Signs of labor
After months of waiting, you may find yourself counting the days until you finally get to meet your baby!
As your due date gets closer, knowing the signs of labor can help you feel ready for labor and birth.
How do you know if you're close to starting labor?
You may be close to starting labor if your baby drops or moves lower into your pelvis. This is called lightening. It means that your baby is getting ready to move into position for birth. Also, at a prenatal checkup, your health care provider may tell you that your cervix has begun to efface (thin) and dilate (open). The cervix is the opening to the uterus that sits at the top of the vagina.

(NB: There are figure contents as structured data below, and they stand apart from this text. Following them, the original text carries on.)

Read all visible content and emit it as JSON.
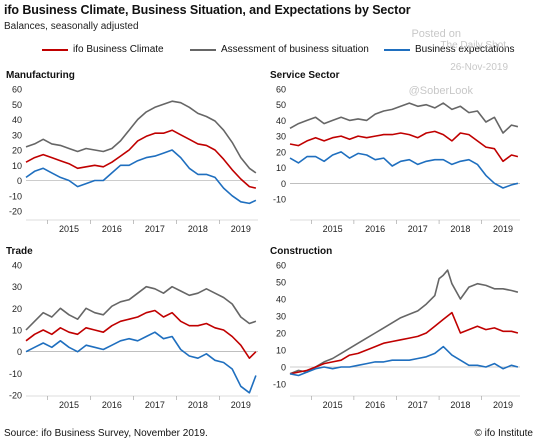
{
  "header": {
    "title": "ifo Business Climate, Business Situation, and Expectations by Sector",
    "subtitle": "Balances, seasonally adjusted"
  },
  "legend": [
    {
      "label": "ifo Business Climate",
      "color": "#c00000"
    },
    {
      "label": "Assessment of business situation",
      "color": "#666666"
    },
    {
      "label": "Business expectations",
      "color": "#1f6fbf"
    }
  ],
  "watermark": {
    "posted": "Posted on",
    "site": "The Daily Shot",
    "date": "26-Nov-2019",
    "handle": "@SoberLook"
  },
  "footer": {
    "source": "Source: ifo Business Survey, November 2019.",
    "copyright": "© ifo Institute"
  },
  "chart_data": [
    {
      "type": "line",
      "title": "Manufacturing",
      "xticks": [
        "2015",
        "2016",
        "2017",
        "2018",
        "2019"
      ],
      "ylim": [
        -20,
        60
      ],
      "yticks": [
        -20,
        -10,
        0,
        10,
        20,
        30,
        40,
        50,
        60
      ],
      "x_range": [
        2014.5,
        2019.9
      ],
      "series": [
        {
          "name": "Assessment of business situation",
          "color": "#666666",
          "x": [
            2014.5,
            2014.7,
            2014.9,
            2015.1,
            2015.3,
            2015.5,
            2015.7,
            2015.9,
            2016.1,
            2016.3,
            2016.5,
            2016.7,
            2016.9,
            2017.1,
            2017.3,
            2017.5,
            2017.7,
            2017.9,
            2018.1,
            2018.3,
            2018.5,
            2018.7,
            2018.9,
            2019.1,
            2019.3,
            2019.5,
            2019.7,
            2019.85
          ],
          "y": [
            22,
            24,
            27,
            24,
            23,
            21,
            19,
            21,
            20,
            19,
            21,
            26,
            33,
            40,
            45,
            48,
            50,
            52,
            51,
            48,
            44,
            42,
            39,
            33,
            25,
            15,
            8,
            5
          ]
        },
        {
          "name": "ifo Business Climate",
          "color": "#c00000",
          "x": [
            2014.5,
            2014.7,
            2014.9,
            2015.1,
            2015.3,
            2015.5,
            2015.7,
            2015.9,
            2016.1,
            2016.3,
            2016.5,
            2016.7,
            2016.9,
            2017.1,
            2017.3,
            2017.5,
            2017.7,
            2017.9,
            2018.1,
            2018.3,
            2018.5,
            2018.7,
            2018.9,
            2019.1,
            2019.3,
            2019.5,
            2019.7,
            2019.85
          ],
          "y": [
            12,
            15,
            17,
            15,
            13,
            11,
            8,
            9,
            10,
            9,
            12,
            16,
            20,
            26,
            29,
            31,
            31,
            33,
            30,
            27,
            24,
            23,
            20,
            14,
            7,
            1,
            -4,
            -5
          ]
        },
        {
          "name": "Business expectations",
          "color": "#1f6fbf",
          "x": [
            2014.5,
            2014.7,
            2014.9,
            2015.1,
            2015.3,
            2015.5,
            2015.7,
            2015.9,
            2016.1,
            2016.3,
            2016.5,
            2016.7,
            2016.9,
            2017.1,
            2017.3,
            2017.5,
            2017.7,
            2017.9,
            2018.1,
            2018.3,
            2018.5,
            2018.7,
            2018.9,
            2019.1,
            2019.3,
            2019.5,
            2019.7,
            2019.85
          ],
          "y": [
            2,
            6,
            8,
            5,
            2,
            0,
            -4,
            -2,
            0,
            0,
            5,
            10,
            10,
            13,
            15,
            16,
            18,
            20,
            15,
            8,
            4,
            4,
            2,
            -5,
            -10,
            -14,
            -15,
            -13
          ]
        }
      ]
    },
    {
      "type": "line",
      "title": "Service Sector",
      "xticks": [
        "2015",
        "2016",
        "2017",
        "2018",
        "2019"
      ],
      "ylim": [
        -10,
        60
      ],
      "yticks": [
        -10,
        0,
        10,
        20,
        30,
        40,
        50,
        60
      ],
      "x_range": [
        2014.5,
        2019.9
      ],
      "series": [
        {
          "name": "Assessment of business situation",
          "color": "#666666",
          "x": [
            2014.5,
            2014.7,
            2014.9,
            2015.1,
            2015.3,
            2015.5,
            2015.7,
            2015.9,
            2016.1,
            2016.3,
            2016.5,
            2016.7,
            2016.9,
            2017.1,
            2017.3,
            2017.5,
            2017.7,
            2017.9,
            2018.1,
            2018.3,
            2018.5,
            2018.7,
            2018.9,
            2019.1,
            2019.3,
            2019.5,
            2019.7,
            2019.85
          ],
          "y": [
            35,
            38,
            40,
            42,
            38,
            40,
            42,
            40,
            41,
            40,
            44,
            46,
            47,
            49,
            51,
            49,
            50,
            48,
            51,
            47,
            49,
            45,
            46,
            39,
            42,
            32,
            37,
            36
          ]
        },
        {
          "name": "ifo Business Climate",
          "color": "#c00000",
          "x": [
            2014.5,
            2014.7,
            2014.9,
            2015.1,
            2015.3,
            2015.5,
            2015.7,
            2015.9,
            2016.1,
            2016.3,
            2016.5,
            2016.7,
            2016.9,
            2017.1,
            2017.3,
            2017.5,
            2017.7,
            2017.9,
            2018.1,
            2018.3,
            2018.5,
            2018.7,
            2018.9,
            2019.1,
            2019.3,
            2019.5,
            2019.7,
            2019.85
          ],
          "y": [
            25,
            24,
            27,
            29,
            27,
            29,
            30,
            28,
            30,
            29,
            30,
            31,
            31,
            32,
            31,
            29,
            32,
            33,
            31,
            27,
            32,
            31,
            27,
            23,
            22,
            14,
            18,
            17
          ]
        },
        {
          "name": "Business expectations",
          "color": "#1f6fbf",
          "x": [
            2014.5,
            2014.7,
            2014.9,
            2015.1,
            2015.3,
            2015.5,
            2015.7,
            2015.9,
            2016.1,
            2016.3,
            2016.5,
            2016.7,
            2016.9,
            2017.1,
            2017.3,
            2017.5,
            2017.7,
            2017.9,
            2018.1,
            2018.3,
            2018.5,
            2018.7,
            2018.9,
            2019.1,
            2019.3,
            2019.5,
            2019.7,
            2019.85
          ],
          "y": [
            16,
            13,
            17,
            17,
            14,
            18,
            20,
            16,
            19,
            18,
            15,
            16,
            11,
            14,
            15,
            12,
            14,
            15,
            15,
            12,
            14,
            15,
            12,
            5,
            0,
            -3,
            -1,
            0
          ]
        }
      ]
    },
    {
      "type": "line",
      "title": "Trade",
      "xticks": [
        "2015",
        "2016",
        "2017",
        "2018",
        "2019"
      ],
      "ylim": [
        -20,
        40
      ],
      "yticks": [
        -20,
        -10,
        0,
        10,
        20,
        30,
        40
      ],
      "x_range": [
        2014.5,
        2019.9
      ],
      "series": [
        {
          "name": "Assessment of business situation",
          "color": "#666666",
          "x": [
            2014.5,
            2014.7,
            2014.9,
            2015.1,
            2015.3,
            2015.5,
            2015.7,
            2015.9,
            2016.1,
            2016.3,
            2016.5,
            2016.7,
            2016.9,
            2017.1,
            2017.3,
            2017.5,
            2017.7,
            2017.9,
            2018.1,
            2018.3,
            2018.5,
            2018.7,
            2018.9,
            2019.1,
            2019.3,
            2019.5,
            2019.7,
            2019.85
          ],
          "y": [
            10,
            14,
            18,
            16,
            20,
            17,
            15,
            20,
            18,
            17,
            21,
            23,
            24,
            27,
            30,
            29,
            27,
            30,
            28,
            26,
            27,
            29,
            27,
            25,
            22,
            16,
            13,
            14
          ]
        },
        {
          "name": "ifo Business Climate",
          "color": "#c00000",
          "x": [
            2014.5,
            2014.7,
            2014.9,
            2015.1,
            2015.3,
            2015.5,
            2015.7,
            2015.9,
            2016.1,
            2016.3,
            2016.5,
            2016.7,
            2016.9,
            2017.1,
            2017.3,
            2017.5,
            2017.7,
            2017.9,
            2018.1,
            2018.3,
            2018.5,
            2018.7,
            2018.9,
            2019.1,
            2019.3,
            2019.5,
            2019.7,
            2019.85
          ],
          "y": [
            5,
            8,
            10,
            8,
            11,
            9,
            8,
            11,
            10,
            9,
            12,
            14,
            15,
            16,
            18,
            19,
            16,
            18,
            14,
            12,
            12,
            13,
            11,
            10,
            7,
            3,
            -3,
            0
          ]
        },
        {
          "name": "Business expectations",
          "color": "#1f6fbf",
          "x": [
            2014.5,
            2014.7,
            2014.9,
            2015.1,
            2015.3,
            2015.5,
            2015.7,
            2015.9,
            2016.1,
            2016.3,
            2016.5,
            2016.7,
            2016.9,
            2017.1,
            2017.3,
            2017.5,
            2017.7,
            2017.9,
            2018.1,
            2018.3,
            2018.5,
            2018.7,
            2018.9,
            2019.1,
            2019.3,
            2019.5,
            2019.7,
            2019.85
          ],
          "y": [
            0,
            2,
            4,
            2,
            5,
            2,
            0,
            3,
            2,
            1,
            3,
            5,
            6,
            5,
            7,
            9,
            6,
            7,
            1,
            -2,
            -3,
            -1,
            -4,
            -5,
            -8,
            -16,
            -19,
            -11
          ]
        }
      ]
    },
    {
      "type": "line",
      "title": "Construction",
      "xticks": [
        "2015",
        "2016",
        "2017",
        "2018",
        "2019"
      ],
      "ylim": [
        -10,
        60
      ],
      "yticks": [
        -10,
        0,
        10,
        20,
        30,
        40,
        50,
        60
      ],
      "x_range": [
        2014.5,
        2019.9
      ],
      "series": [
        {
          "name": "Assessment of business situation",
          "color": "#666666",
          "x": [
            2014.5,
            2014.7,
            2014.9,
            2015.1,
            2015.3,
            2015.5,
            2015.7,
            2015.9,
            2016.1,
            2016.3,
            2016.5,
            2016.7,
            2016.9,
            2017.1,
            2017.3,
            2017.5,
            2017.7,
            2017.9,
            2018.0,
            2018.1,
            2018.2,
            2018.3,
            2018.5,
            2018.7,
            2018.9,
            2019.1,
            2019.3,
            2019.5,
            2019.7,
            2019.85
          ],
          "y": [
            -4,
            -2,
            -3,
            0,
            3,
            5,
            8,
            11,
            14,
            17,
            20,
            23,
            26,
            29,
            31,
            33,
            37,
            42,
            52,
            54,
            57,
            49,
            40,
            47,
            49,
            48,
            46,
            46,
            45,
            44
          ]
        },
        {
          "name": "ifo Business Climate",
          "color": "#c00000",
          "x": [
            2014.5,
            2014.7,
            2014.9,
            2015.1,
            2015.3,
            2015.5,
            2015.7,
            2015.9,
            2016.1,
            2016.3,
            2016.5,
            2016.7,
            2016.9,
            2017.1,
            2017.3,
            2017.5,
            2017.7,
            2017.9,
            2018.1,
            2018.3,
            2018.5,
            2018.7,
            2018.9,
            2019.1,
            2019.3,
            2019.5,
            2019.7,
            2019.85
          ],
          "y": [
            -4,
            -3,
            -2,
            0,
            2,
            3,
            4,
            7,
            8,
            10,
            12,
            14,
            15,
            16,
            17,
            18,
            20,
            24,
            28,
            32,
            20,
            22,
            24,
            22,
            23,
            21,
            21,
            20
          ]
        },
        {
          "name": "Business expectations",
          "color": "#1f6fbf",
          "x": [
            2014.5,
            2014.7,
            2014.9,
            2015.1,
            2015.3,
            2015.5,
            2015.7,
            2015.9,
            2016.1,
            2016.3,
            2016.5,
            2016.7,
            2016.9,
            2017.1,
            2017.3,
            2017.5,
            2017.7,
            2017.9,
            2018.1,
            2018.3,
            2018.5,
            2018.7,
            2018.9,
            2019.1,
            2019.3,
            2019.5,
            2019.7,
            2019.85
          ],
          "y": [
            -4,
            -5,
            -3,
            -1,
            0,
            -1,
            0,
            0,
            1,
            2,
            3,
            3,
            4,
            4,
            4,
            5,
            6,
            8,
            12,
            7,
            4,
            1,
            1,
            0,
            2,
            -1,
            1,
            0
          ]
        }
      ]
    }
  ]
}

What are the signs of labor?
You know you’re in labor when:
You have strong and regular contractions. A contraction is when the muscles of your uterus (womb) tighten up like a fist and then relax. Contractions help push your baby out. It can be hard to tell the difference between true labor and false labor (also called Braxton Hicks contractions). You’re really in labor when:
- Your contractions come about 5 to 10 minutes apart.
- Your contractions are so strong you can’t walk or talk during them.
- You feel pain in your belly and lower back.
- The pain doesn't go away when you move or change positions.
Your water breaks. Your baby has been growing in amniotic fluid (the bag of waters) in your uterus. When the bag of waters breaks, some women feel a big rush of water. Others feel just a trickle.
You have a bloody (brownish or reddish) mucus discharge. This is called bloody show.
What do you do if you think you’re in labor?
If you think you’re in labor, call your health care provider, no matter what time of day or night. Your provider can tell you if it’s time to head for the hospital.